This question is from McGraw-Hill Ryerson Mathematics of Data Management grade 12 textbook, chapter 4.2, page 245, question 9:

Roberta is a pilot for a small airline. If she flies to Sudbury three times, Timmins twice, and Thunder Bay five times before returning home, how many different itineraries could she follow? Explain you reasoning.

Sudbury --- S, Timmins ---- T, Thunder Bay ---- B

I interpret this to have SSSTTBBBBB arranged in different ways.
This falls into the category of arranging "like" elements

number of arrangements = 10!/(3!2!5!) = 2520

BUT .................

On second thought, this is not as simple as my solution above suggests.
e.g. an itinary of SSTTBSBBBB, which is one of the above arrangements,
wouldn't make any physical sense, that is, travelling from S to S is silly.
We cannot have 2 like destinations side by side.

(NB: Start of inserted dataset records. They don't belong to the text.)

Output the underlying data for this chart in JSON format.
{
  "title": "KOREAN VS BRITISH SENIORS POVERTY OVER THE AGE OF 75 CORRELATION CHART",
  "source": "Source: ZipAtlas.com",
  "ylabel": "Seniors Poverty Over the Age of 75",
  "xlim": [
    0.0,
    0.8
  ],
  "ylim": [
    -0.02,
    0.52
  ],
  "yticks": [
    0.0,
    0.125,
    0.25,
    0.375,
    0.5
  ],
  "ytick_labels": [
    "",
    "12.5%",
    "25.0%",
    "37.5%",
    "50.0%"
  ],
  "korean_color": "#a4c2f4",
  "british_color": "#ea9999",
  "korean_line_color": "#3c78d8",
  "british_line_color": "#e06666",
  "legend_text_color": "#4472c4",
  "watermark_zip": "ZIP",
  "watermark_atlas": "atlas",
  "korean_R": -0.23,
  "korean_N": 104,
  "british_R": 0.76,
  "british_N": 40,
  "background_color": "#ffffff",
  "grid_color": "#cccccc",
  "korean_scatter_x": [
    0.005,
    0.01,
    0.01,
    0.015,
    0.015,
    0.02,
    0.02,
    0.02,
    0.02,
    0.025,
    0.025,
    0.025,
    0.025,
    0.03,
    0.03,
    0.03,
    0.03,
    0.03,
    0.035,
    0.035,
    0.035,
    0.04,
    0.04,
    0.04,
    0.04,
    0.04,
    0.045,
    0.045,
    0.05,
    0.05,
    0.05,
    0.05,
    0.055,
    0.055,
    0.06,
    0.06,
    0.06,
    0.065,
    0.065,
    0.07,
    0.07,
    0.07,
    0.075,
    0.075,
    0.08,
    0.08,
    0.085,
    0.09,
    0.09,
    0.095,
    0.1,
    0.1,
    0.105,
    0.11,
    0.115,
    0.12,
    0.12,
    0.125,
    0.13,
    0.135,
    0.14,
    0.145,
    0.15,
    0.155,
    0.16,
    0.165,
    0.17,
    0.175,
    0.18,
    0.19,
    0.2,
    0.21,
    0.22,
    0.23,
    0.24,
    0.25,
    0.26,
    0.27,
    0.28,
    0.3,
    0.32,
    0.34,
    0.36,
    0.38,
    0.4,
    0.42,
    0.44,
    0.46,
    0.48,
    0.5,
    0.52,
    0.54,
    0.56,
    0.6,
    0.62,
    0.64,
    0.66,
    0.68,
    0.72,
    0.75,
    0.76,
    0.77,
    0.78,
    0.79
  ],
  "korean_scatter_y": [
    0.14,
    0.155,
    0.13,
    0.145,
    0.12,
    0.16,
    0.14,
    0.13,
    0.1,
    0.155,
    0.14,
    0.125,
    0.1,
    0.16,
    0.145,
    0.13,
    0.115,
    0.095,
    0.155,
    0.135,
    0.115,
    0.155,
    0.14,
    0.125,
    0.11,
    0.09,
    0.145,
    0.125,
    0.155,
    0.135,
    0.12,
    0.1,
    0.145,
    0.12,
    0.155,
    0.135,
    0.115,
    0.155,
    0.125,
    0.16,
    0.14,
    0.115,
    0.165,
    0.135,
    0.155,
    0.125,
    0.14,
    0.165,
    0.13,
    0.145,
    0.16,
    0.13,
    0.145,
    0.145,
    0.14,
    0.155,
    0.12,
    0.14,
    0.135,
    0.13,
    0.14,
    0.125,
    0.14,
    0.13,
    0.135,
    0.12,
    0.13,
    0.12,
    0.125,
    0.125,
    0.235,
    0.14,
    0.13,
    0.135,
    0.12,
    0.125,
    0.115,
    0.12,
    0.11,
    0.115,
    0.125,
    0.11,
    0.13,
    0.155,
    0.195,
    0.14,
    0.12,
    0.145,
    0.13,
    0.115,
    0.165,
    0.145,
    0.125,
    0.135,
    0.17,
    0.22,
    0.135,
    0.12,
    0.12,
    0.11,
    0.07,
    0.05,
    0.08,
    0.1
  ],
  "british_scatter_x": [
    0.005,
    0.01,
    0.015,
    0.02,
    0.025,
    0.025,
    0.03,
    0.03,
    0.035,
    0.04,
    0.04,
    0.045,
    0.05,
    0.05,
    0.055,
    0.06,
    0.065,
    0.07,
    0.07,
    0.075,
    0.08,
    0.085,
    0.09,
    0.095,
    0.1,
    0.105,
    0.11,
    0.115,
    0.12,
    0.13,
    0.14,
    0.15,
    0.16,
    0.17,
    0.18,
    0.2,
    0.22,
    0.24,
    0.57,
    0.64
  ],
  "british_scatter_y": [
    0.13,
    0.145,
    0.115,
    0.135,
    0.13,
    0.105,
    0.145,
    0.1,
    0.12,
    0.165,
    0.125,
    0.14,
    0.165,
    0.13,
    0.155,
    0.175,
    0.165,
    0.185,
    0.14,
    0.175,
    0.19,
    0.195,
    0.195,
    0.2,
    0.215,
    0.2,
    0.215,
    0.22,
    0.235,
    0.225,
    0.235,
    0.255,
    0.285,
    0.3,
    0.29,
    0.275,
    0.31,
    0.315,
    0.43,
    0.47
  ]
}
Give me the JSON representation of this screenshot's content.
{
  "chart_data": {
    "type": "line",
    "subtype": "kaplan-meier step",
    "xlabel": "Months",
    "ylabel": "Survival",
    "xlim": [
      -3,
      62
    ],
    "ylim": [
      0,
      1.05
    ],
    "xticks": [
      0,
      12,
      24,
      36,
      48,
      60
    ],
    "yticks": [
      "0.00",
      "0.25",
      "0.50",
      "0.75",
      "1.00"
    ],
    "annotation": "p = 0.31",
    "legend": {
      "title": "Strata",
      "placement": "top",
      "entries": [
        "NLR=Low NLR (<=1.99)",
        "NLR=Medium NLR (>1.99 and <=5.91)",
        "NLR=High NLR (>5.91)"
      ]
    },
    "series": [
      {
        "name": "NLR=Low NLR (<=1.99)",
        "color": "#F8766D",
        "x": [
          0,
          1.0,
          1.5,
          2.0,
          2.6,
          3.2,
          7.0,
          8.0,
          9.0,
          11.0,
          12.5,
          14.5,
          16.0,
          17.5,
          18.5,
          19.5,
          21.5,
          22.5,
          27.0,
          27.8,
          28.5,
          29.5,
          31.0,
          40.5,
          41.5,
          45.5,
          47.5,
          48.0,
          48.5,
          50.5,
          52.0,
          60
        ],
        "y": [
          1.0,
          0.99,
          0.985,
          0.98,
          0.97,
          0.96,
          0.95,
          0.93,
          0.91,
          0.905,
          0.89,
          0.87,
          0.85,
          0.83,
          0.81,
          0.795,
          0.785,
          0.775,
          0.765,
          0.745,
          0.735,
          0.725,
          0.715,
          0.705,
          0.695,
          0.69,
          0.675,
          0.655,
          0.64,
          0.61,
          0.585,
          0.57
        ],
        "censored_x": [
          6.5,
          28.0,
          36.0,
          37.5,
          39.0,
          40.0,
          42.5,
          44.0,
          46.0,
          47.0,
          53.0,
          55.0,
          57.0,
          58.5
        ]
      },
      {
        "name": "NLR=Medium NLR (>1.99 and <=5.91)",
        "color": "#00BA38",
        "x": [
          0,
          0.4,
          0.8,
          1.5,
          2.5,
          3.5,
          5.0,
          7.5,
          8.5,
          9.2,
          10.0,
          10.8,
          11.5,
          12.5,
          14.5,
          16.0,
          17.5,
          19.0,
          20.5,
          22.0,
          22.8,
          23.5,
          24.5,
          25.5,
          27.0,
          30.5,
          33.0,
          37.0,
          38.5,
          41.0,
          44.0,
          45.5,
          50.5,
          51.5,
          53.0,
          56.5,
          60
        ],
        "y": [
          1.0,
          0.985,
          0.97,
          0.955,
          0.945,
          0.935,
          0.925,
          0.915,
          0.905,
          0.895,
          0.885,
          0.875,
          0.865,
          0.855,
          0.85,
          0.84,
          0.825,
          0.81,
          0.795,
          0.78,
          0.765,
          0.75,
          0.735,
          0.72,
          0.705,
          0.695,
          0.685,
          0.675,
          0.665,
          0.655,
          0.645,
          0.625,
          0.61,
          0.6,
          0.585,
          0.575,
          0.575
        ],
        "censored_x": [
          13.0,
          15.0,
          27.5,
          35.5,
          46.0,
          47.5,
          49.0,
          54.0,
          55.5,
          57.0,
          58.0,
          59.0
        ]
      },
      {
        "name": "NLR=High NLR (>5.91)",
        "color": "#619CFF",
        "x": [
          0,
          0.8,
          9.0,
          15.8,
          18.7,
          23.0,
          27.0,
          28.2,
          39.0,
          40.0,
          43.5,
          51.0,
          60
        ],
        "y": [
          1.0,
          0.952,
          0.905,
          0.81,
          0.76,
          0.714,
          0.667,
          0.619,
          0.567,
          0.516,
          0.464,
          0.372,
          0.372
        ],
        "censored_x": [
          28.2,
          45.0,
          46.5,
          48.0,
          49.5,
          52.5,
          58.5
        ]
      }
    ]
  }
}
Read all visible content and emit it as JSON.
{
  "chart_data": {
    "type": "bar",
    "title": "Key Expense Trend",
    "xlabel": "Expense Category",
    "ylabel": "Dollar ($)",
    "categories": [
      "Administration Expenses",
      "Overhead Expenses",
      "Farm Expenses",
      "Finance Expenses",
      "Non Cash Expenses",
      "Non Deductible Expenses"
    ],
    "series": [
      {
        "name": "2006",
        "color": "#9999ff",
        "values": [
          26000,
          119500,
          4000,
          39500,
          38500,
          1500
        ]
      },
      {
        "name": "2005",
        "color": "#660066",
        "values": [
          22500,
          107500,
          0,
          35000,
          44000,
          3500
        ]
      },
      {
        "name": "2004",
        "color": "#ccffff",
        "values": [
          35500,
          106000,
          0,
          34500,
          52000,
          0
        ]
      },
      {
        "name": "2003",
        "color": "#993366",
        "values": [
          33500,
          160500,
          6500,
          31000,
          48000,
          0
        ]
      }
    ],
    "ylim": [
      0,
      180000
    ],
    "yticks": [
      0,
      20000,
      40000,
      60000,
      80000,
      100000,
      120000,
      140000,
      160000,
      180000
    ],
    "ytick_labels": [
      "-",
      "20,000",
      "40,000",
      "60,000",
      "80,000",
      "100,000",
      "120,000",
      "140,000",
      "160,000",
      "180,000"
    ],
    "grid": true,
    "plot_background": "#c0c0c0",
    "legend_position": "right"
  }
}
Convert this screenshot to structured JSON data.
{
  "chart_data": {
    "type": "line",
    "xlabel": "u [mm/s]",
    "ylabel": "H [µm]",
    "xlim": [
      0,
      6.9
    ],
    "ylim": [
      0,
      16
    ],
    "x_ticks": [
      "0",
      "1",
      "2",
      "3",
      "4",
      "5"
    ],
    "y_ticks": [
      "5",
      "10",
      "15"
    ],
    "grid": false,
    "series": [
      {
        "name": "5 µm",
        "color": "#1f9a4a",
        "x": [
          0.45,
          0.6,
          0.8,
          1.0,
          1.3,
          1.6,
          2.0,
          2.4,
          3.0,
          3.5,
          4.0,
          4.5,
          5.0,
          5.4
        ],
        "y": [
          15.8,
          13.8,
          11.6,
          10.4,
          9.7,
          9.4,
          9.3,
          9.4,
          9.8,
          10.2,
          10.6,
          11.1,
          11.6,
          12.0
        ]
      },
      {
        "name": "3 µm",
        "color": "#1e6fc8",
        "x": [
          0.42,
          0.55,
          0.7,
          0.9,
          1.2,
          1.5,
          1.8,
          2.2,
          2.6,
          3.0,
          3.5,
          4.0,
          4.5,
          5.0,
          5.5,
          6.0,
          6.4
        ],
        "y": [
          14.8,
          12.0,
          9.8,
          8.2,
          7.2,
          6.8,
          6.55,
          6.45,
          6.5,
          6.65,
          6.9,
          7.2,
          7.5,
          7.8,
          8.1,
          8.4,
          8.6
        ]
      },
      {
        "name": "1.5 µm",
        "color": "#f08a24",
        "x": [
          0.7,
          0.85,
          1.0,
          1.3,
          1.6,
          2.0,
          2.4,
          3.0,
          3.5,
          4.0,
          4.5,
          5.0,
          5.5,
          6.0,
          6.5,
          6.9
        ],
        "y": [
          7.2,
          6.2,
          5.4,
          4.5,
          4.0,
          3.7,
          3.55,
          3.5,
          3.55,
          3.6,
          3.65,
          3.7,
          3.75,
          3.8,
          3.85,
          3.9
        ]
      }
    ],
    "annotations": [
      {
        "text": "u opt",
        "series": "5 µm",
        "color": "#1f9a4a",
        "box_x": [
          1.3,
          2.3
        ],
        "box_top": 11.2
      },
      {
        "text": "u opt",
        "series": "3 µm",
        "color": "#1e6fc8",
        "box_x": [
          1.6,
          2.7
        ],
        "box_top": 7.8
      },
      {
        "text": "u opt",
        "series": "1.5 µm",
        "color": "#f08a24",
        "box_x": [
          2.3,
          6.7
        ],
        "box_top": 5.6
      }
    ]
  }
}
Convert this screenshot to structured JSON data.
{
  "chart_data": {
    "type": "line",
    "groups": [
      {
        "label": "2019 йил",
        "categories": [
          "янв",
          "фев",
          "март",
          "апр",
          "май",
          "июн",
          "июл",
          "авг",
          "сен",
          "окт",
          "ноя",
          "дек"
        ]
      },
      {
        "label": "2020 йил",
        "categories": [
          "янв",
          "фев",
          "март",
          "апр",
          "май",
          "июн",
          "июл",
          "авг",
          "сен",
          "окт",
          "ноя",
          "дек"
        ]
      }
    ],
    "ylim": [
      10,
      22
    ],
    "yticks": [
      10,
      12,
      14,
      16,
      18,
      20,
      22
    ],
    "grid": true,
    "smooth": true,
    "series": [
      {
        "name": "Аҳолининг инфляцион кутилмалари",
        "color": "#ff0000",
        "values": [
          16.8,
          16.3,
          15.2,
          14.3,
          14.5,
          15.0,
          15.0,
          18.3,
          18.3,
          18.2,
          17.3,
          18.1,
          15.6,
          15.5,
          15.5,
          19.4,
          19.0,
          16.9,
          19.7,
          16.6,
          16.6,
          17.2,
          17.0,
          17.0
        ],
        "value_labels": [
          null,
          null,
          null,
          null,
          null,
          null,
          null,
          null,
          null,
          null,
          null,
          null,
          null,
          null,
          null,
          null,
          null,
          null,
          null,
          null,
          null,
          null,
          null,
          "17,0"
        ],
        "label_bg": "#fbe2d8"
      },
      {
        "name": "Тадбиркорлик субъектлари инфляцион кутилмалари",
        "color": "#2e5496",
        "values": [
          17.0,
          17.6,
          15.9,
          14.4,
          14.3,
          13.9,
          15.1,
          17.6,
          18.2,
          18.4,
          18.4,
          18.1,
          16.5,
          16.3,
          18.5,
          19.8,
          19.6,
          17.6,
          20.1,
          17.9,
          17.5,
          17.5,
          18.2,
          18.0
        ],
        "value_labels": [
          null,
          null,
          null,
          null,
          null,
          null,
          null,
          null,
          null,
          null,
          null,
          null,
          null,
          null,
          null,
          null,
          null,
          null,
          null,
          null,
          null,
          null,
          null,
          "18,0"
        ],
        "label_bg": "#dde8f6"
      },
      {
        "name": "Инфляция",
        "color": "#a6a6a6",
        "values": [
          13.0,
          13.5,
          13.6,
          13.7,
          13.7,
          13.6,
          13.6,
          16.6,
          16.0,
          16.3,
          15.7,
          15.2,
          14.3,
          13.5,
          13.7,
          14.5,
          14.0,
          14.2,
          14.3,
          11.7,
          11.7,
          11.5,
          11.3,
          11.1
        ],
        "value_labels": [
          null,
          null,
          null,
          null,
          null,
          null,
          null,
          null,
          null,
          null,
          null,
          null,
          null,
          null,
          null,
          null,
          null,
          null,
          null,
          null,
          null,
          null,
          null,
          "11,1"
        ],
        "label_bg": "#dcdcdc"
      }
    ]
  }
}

My new thinking goes like this:
we could have B_B_B_B_B_ or _B_B_B_B_B
in each case that will leave 5 spaces between the B's, with no 2 like
destinations side by side. If we start with something like STB we would have
a BB somewhere further down the line.

for B_B_B_B_B_ , we would have B*5*B*4*B*3*B*2*B*1 ----> 120
but we have 3 S and 2 T, so the number of cases for the above
is 120/(3!2!) = 10

The same would be true for the _B_B_B_B_B case, so
there would be only 20 such itineraries.